Old Saint Basil's Cathedral in MoscowJohnson's Russia List title and scenes of Saint Petersburg
Excerpts from the JRL E-Mail Community :: Founded and Edited by David Johnson

December 3, 20012
Dmitry Litvinovich

The main political subject on the pages of the Russian newspapers is the summit of the leaders of the countries included in the Commonwealth of Independent States, which has recently taken place in Moscow. The summit summed up the results of the decade of its existence and planed results for the future.

All leaders of the CIS countries took part in the summit, even President of Azerbaijan Geydar Aliyev, who was sick. Although the summit celebrated ten years of the existence of the commonwealth, the participants were not really in high spirits. They all realized that the main motto of the previous decade “Integration at any cost” is out of date and now it is much better to put it as follows: “Integration for the sake of profit.”

“The key for the development of the general understanding of the future tasks and objectives of the Commonwealth is pragmatism,”- the “analytical report” says (the report was passed as the final document). In other words, Russia is not really happy with the present state of things in the CIS, and it is looking for a way to elaborate a new approach to the relations with its close neighbors. It should be mentioned that economic cooperation is in the center of the report and not the military or political cooperation. The report also acknowledged the difficulty for Russia to integrate with Belarus or Central Asia due to significant differences in the direction of the economic reforms in each separate country and other reasons.

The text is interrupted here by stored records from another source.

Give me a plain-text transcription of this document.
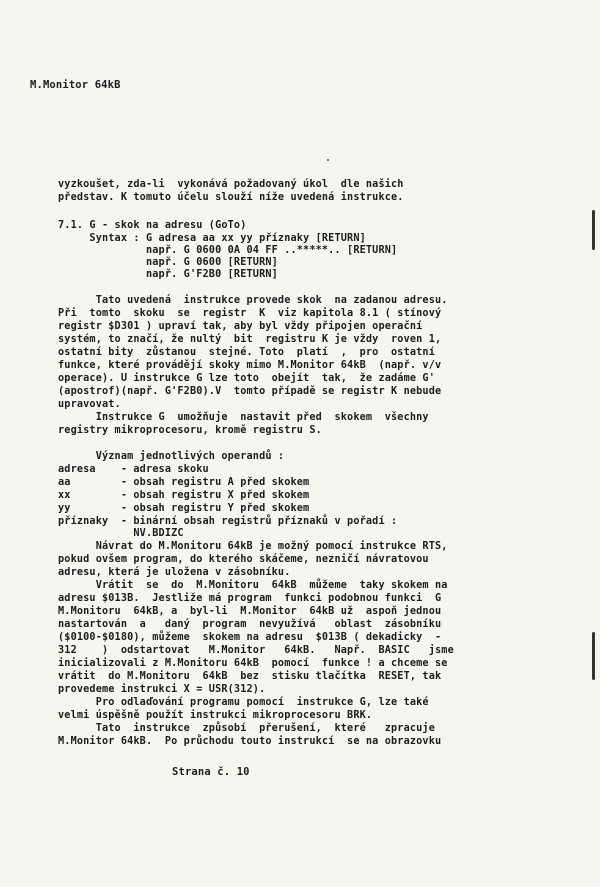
M.Monitor 64kB
vyzkoušet, zda-li  vykonává požadovaný úkol  dle našich
představ. K tomuto účelu slouží níže uvedená instrukce.
7.1. G - skok na adresu (GoTo)
Syntax : G adresa aa xx yy příznaky [RETURN]
např. G 0600 0A 04 FF ..*****.. [RETURN]
např. G 0600 [RETURN]
např. G'F2B0 [RETURN]
Tato uvedená  instrukce provede skok  na zadanou adresu.
Při  tomto  skoku  se  registr  K  viz kapitola 8.1 ( stínový
registr $D301 ) upraví tak, aby byl vždy připojen operační
systém, to značí, že nultý  bit  registru K je vždy  roven 1,
ostatní bity  zůstanou  stejné. Toto  platí  ,  pro  ostatní
funkce, které provádějí skoky mimo M.Monitor 64kB  (např. v/v
operace). U instrukce G lze toto  obejít  tak,  že zadáme G'
(apostrof)(např. G'F2B0).V  tomto případě se registr K nebude
upravovat.
Instrukce G  umožňuje  nastavit před  skokem  všechny
registry mikroprocesoru, kromě registru S.
Význam jednotlivých operandů :
adresa    - adresa skoku
aa        - obsah registru A před skokem
xx        - obsah registru X před skokem
yy        - obsah registru Y před skokem
příznaky  - binární obsah registrů příznaků v pořadí :
NV.BDIZC
Návrat do M.Monitoru 64kB je možný pomocí instrukce RTS,
pokud ovšem program, do kterého skáčeme, nezničí návratovou
adresu, která je uložena v zásobníku.
Vrátit  se  do  M.Monitoru  64kB  můžeme  taky skokem na
adresu $013B.  Jestliže má program  funkci podobnou funkci  G
M.Monitoru  64kB, a  byl-li  M.Monitor  64kB už  aspoň jednou
nastartován  a   daný  program  nevyužívá   oblast  zásobníku
($0100-$0180), můžeme  skokem na adresu  $013B ( dekadicky  -
312    )  odstartovat   M.Monitor   64kB.   Např.  BASIC   jsme
inicializovali z M.Monitoru 64kB  pomocí  funkce ! a chceme se
vrátit  do M.Monitoru  64kB  bez  stisku tlačítka  RESET, tak
provedeme instrukci X = USR(312).
Pro odlaďování programu pomocí  instrukce G, lze také
velmi úspěšně použít instrukci mikroprocesoru BRK.
Tato  instrukce  způsobí  přerušení,  které   zpracuje
M.Monitor 64kB.  Po průchodu touto instrukcí  se na obrazovku
Strana č. 10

The report actually said that the major goal of the economic cooperation was joint integration into the world community, where the CIS countries will become close competitors due to the similar structures of their exports (oil, gas, metal, weapons). The idea of establishing a peculiar EU on the base of the commonwealth was successfully buried. The issue pertaining to the establishment of the free trade zone within the framework of CIS was not seriously supported because of the fact that the mutual commerce is not balanced. Specialists calculated, Russia annually lost from three to four percent of the GDP as a result of the evident and secret funding. This is too much for Russia, a country with a huge debt inherited from the former Soviet Union. This is about the economic part of it. The political, or the military-political issues better to say, have much more to think about.

The new Russian leadership offered its partners to make choices without “the political imperative” of the existence of the Commonwealth, which was typical for the past. Russia “de facto” refused from the imperial ambitions, which cost it a lot. Now Russia offers a choice to all the interested parties. The country is not going to keep anyone in the CIS by force.

Russia offered a choice to the former republics, but it also preserved a right to protect its interests in any regions of the former USSR. Moscow does not lose anything in this situation. It does not matter what the leaders of the former Soviet republics have to say, as they perfectly realize that they can not do without Russia’s help.

Even the republic of Kazakhstan, which seems to be rather wealthy with its rich oil and gas reserves, can not export these resources without Russia’s help: the Caspian Pipeline Consortium is controlled by Russia.

It was announced at the summit that Russia and Kazakhstan came to a compromise regarding the Caspian shelf. Everyone knows how relevant this issue is in the relations between Russia, Kazakhstan, Azerbaijan, Turkmenistan, and Iran. Nevertheless, Russia does not have the energy for providing democracy on the huge territory of the former USSR.